Filho de imigrantes italianos, Cândido Portinari nasceu no dia 29 de dezembro de 1903, numa fazenda nas proximidades de Brodowski, interior de São Paulo. Com a vocação artística florescendo logo na infância, Portinari teve uma educação deficiente, não completando sequer o ensino primário. Aos 14 anos de idade, uma trupe de pintores e escultores italianos que atuava na restauração de igrejas passa pela região de Brodowski e recruta Portinari como ajudante. Seria o primeiro grande indício do talento do pintor brasileiro.

Aos 15 anos, já decidido a aprimorar seus dons, Portinari deixa São Paulo e parte para o Rio de Janeiro para estudar na Escola Nacional de Belas Artes. Durante seus estudos na ENBA, Portinari começa a se destacar e chamar a atenção tanto de professores quanto da própria imprensa. Tanto que aos 20 anos já participa de diversas exposições, ganhando elogios em artigos de vários jornais. Mesmo com toda essa badalação, começa a despertar no artista o interesse por um movimento artístico até então considerado marginal: o modernismo. Um dos principais prêmios almejados por Portinari era a medalha de ouro do Salão da ENBA. Nos anos de 1926 e 1927, o pintor conseguiu destaque, mas não venceu. Anos depois, Portinari chegou a afirmar que suas telas com elementos modernistas escandalizaram os juízes do concurso. Em 1928 Portinari deliberadamente prepara uma tela com elementos acadêmicos tradicionais e finalmente ganha a medalha de ouro e uma viagem para a Europa.

Os dois anos que passou vivendo em Paris foram decisivos no estilo que consagraria Portinari. Lá ele teve contato com outros artistas como Van Dongen e Othon Friesz, além de conhecer Maria Martinelli, uma uruguaia de 19 anos com quem o artista passaria o resto de sua vida. A distância de Portinari de suas raízes acabou aproximando o artista do Brasil, e despertou nele um interesse social muito mais profundo.

Em 1946 Portinari volta ao Brasil renovado. Muda completamente a estética de sua obra, valorizando mais cores e a idéia das pinturas. Ele quebra o compromisso volumétrico e abandona a tridimensionalidade de suas obras. Aos poucos o artista deixa de lado as telas pintadas a óleo e começa a se dedicar a murais e afrescos.
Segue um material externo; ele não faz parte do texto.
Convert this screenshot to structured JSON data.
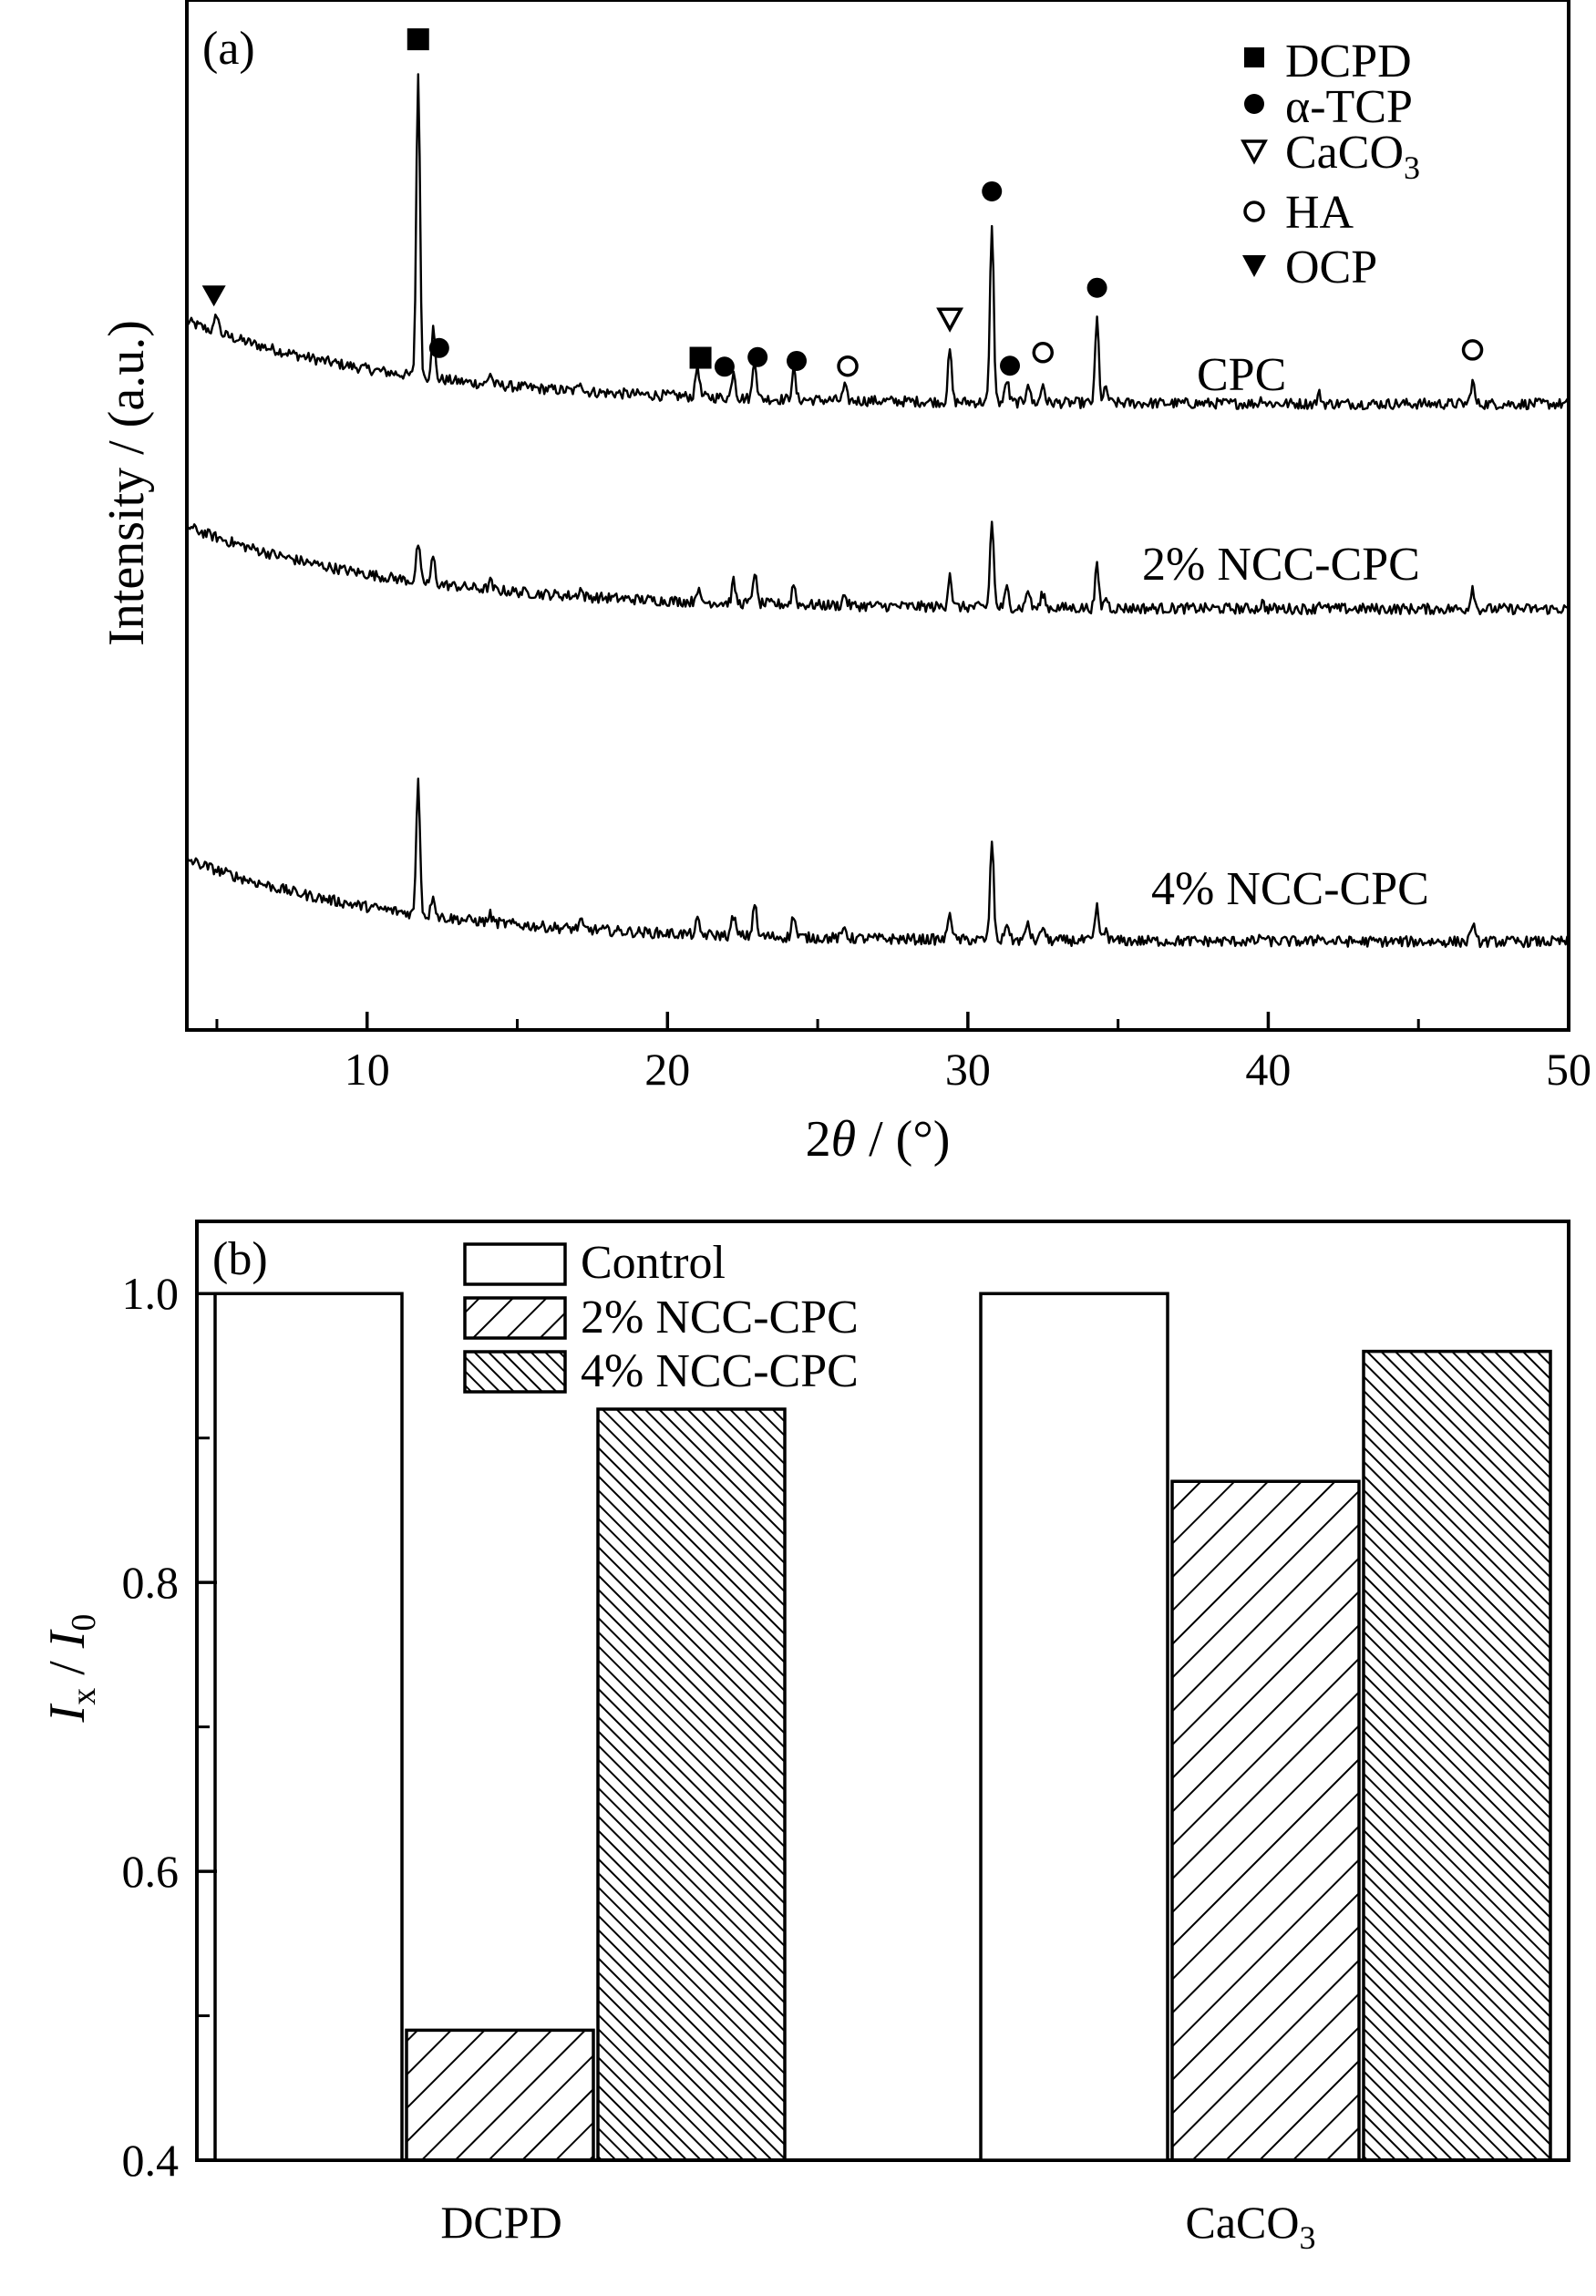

Ganhando nova notoriedade entre a imprensa, Portinari expõe três telas no Pavilhão Brasil da Feira Mundial em Nova Iorque de 1939. Os quadros chamam a atenção de Alfred Barr, diretor geral do Museu de Arte Moderna de Nova Iorque (MoMA).

A década de quarenta começa muito bem para Portinari. Alfred Barr compra a tela "Morro do Rio" e imediatamente a expõe no MoMA, ao lado de artistas consagrados mundialmente. O interesse geral pelo trabalho do artista brasileiro faz Barr preparar uma exposição individual para Portinari em plena Nova Iorque. Nessa época Portinari faz dois murais para a Biblioteca do Congresso em Washington. Ao visitar o MoMA, Portinari se impressiona com uma obra que mudaria seu estilo novamente: "Guernica" de Pablo Picasso.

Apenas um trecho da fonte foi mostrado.